Chuva impediu Cordão Humano mas reforçou motivação para lutar pela Escola Secundária

Chuva impediu Cordão Humano mas reforçou motivação para lutar pela Escola Secundária

Mau tempo impede realização de cordão humano, mas não diminui determinação dos quintacondenses de lutar pela construção da escola secundária na Freguesia.

Impossibilitada a realização do cordão humano ligando os vários agrupamentos de escolas da Quinta do Conde, previsto para a manhã de 26 de janeiro, a comunidade educativa local concentrou-se na sede do agrupamento Michel Giacometti para exigir a construção de uma escola secundária na Freguesia.

A iniciativa, promovido pelas associações de pais dos estabelecimentos de ensino da localidade, Junta de Freguesia da Quinta do Conde e Câmara Municipal de Sesimbra, concitou a adesão de alunos, encarregados de educação e professores, aos quais se associaram autarcas das várias forças políticas representadas no executivo e assembleia municipal sesimbrense, diversas estruturas sindicais, CONFAP e representantes dos grupos parlamentares do PCP e Os Verdes.

Na aludida concentração, levada a efeito no recinto da referida escola, os representantes das diferentes entidades que se associaram a esta acção reivindicativa, entre as quais se contavam o Sindicato dos Professores da Grande Lisboa, Sindicato dos Trabalhadores em Funções Públicas e Sociais, União dos Sindicatos de Setúbal e Confederação Nacional das Associações de Pais, manifestaram apoio à luta da comunidade quintacondense nesta sua exigência, por considerarem tratar-se de uma necessidade, imperiosa e urgente.

De acordo com João Valente, presidente da Assembleia de Freguesia da Quinta do Conde, “a justeza desta pretensão, decorre dos estabelecimentos de ensino da localidade se encontram sobrelotadas, obrigando os jovens que aqui residem a ter de se deslocar diariamente para outros concelhos e a frequentarem outros cursos, que não os que pretenderiam, o que concorre para o insucesso escolar.“

Para Odete Graça, presidente da Assembleia Municipal de Sesimbra, “mau grado o tempo não ter estado connosco, vamos continuar a lutar -mesmo por entre os pingos da chuva!-, para que esta aspiração dos jovens e das famílias da Quinta do Conde se concretize, já que estamos perante uma luta que não tem partidos: É pela educação e pelo futuro dos jovens”, realçou.

Segundo Vítor Antunes, presidente da autarquia quintacondense, entidade que com a comunidade educativa da Freguesia tem liderado este processo, “a construção da escola secundária da Quinta do Conde é uma inevitabilidade. Desde logo” sublinhou, “porque a localidade possui um número de jovens que o justifica, plenamente, tal como, de resto, a Assembleia da República reconheceu, através de uma recomendação aprovada por unanimidade em 2016, sobre esta matéria.”

Além disso, sublinhou ainda o autarca “ao contrário do que acontece n generalidade do país, a Quinta do Conde continua a crescer em número de habitantes e a sua população é essencialmente jovem, condição que acentua a necessidade da escola secundária.”

Por tudo isto, afiançou Vítor Antunes, “a Junta de Freguesia esteve, está e estará sempre na primeira linha daqueles que se batem pela concretização deste objectivo, o mesmo é dizer, na defesa do interesse dos jovens, das famílias e da comunidade educativa”.

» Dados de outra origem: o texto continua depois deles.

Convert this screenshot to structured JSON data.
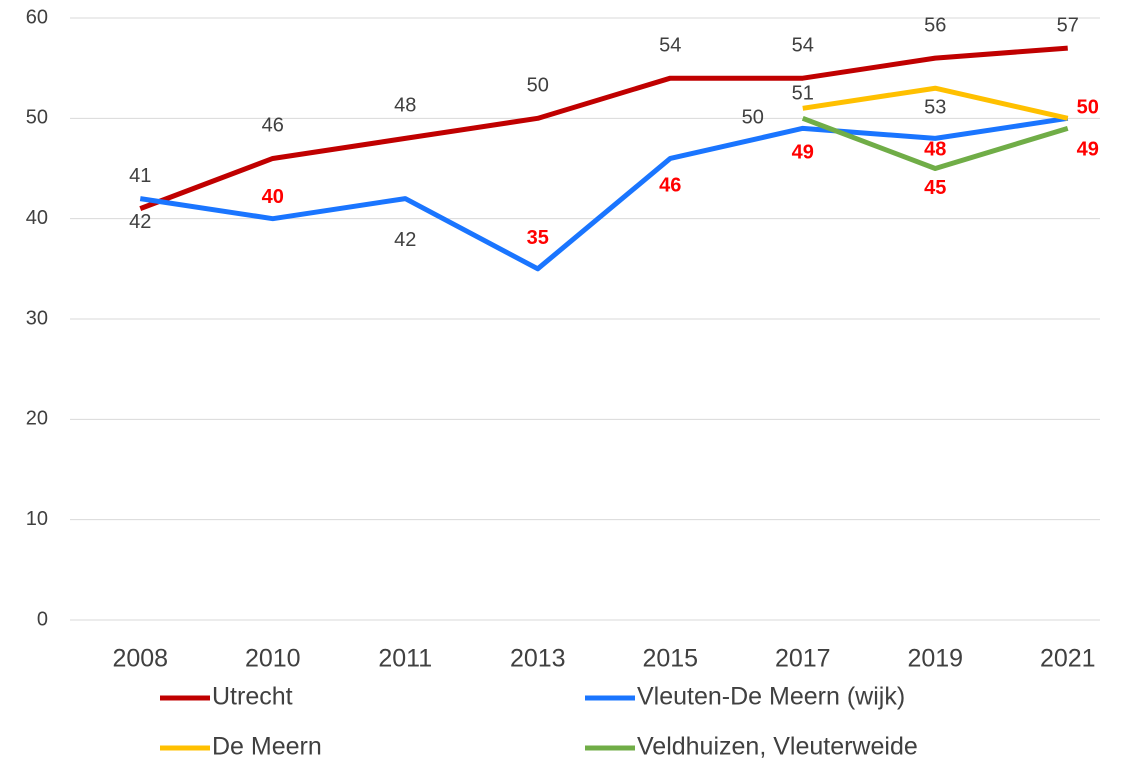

Na opinião de Felícia Costa, vice-presidente da Câmara Municipal de Sesimbra, “ estamos perante um processo que se iniciou há mais de 10 anos e quer tem colhido o apoio da autarquia, quer disponibilizando um terreno para o efeito, quer incentivando os que nele se têm empenhado, dado que visa possibilitar aos jovens da Quinta do Conde prosseguir a sua actividade lectiva na área da sua residência, evitando deslocações para outros concelhos, com os custos daí resultantes, assim como combater o insucesso escolar.”

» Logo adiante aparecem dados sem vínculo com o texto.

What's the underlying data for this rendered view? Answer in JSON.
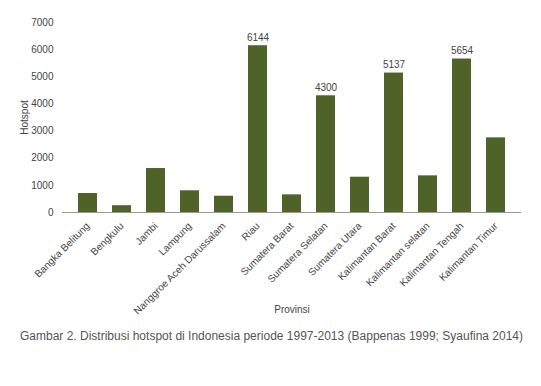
{
  "chart_data": {
    "type": "bar",
    "caption": "Gambar 2. Distribusi hotspot di Indonesia periode 1997-2013 (Bappenas 1999; Syaufina 2014)",
    "x_label": "Provinsi",
    "y_label": "Hotspot",
    "categories": [
      "Bangka Belitung",
      "Bengkulu",
      "Jambi",
      "Lampung",
      "Nanggroe Aceh Darussalam",
      "Riau",
      "Sumatera Barat",
      "Sumatera Selatan",
      "Sumatera Utara",
      "Kalimantan Barat",
      "Kalimantan selatan",
      "Kalimantan Tengah",
      "Kalimantan Timur"
    ],
    "values": [
      700,
      250,
      1620,
      800,
      600,
      6144,
      650,
      4300,
      1300,
      5137,
      1350,
      5654,
      2750
    ],
    "value_labels": [
      null,
      null,
      null,
      null,
      null,
      "6144",
      null,
      "4300",
      null,
      "5137",
      null,
      "5654",
      null
    ],
    "data_labels": true,
    "color": "#4f6228",
    "ylim": [
      0,
      7000
    ],
    "yticks": [
      0,
      1000,
      2000,
      3000,
      4000,
      5000,
      6000,
      7000
    ],
    "grid": false
  }
}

Defendendo que “o Ministério da Educação tem de cumprir as suas responsabilidades, evitando que os alunos tenham de sair do concelho, ou os que aqui permanecem continuem a ter aulas em salas onde chove”, a titular da pasta da educação na edilidade sesimbrense,  sustenta que “se estes momentos não forem suficientes para que cumpra a recomendação emanada do Parlamento, continuaremos a fazer tudo para que seja forçado  a cumpri-la.”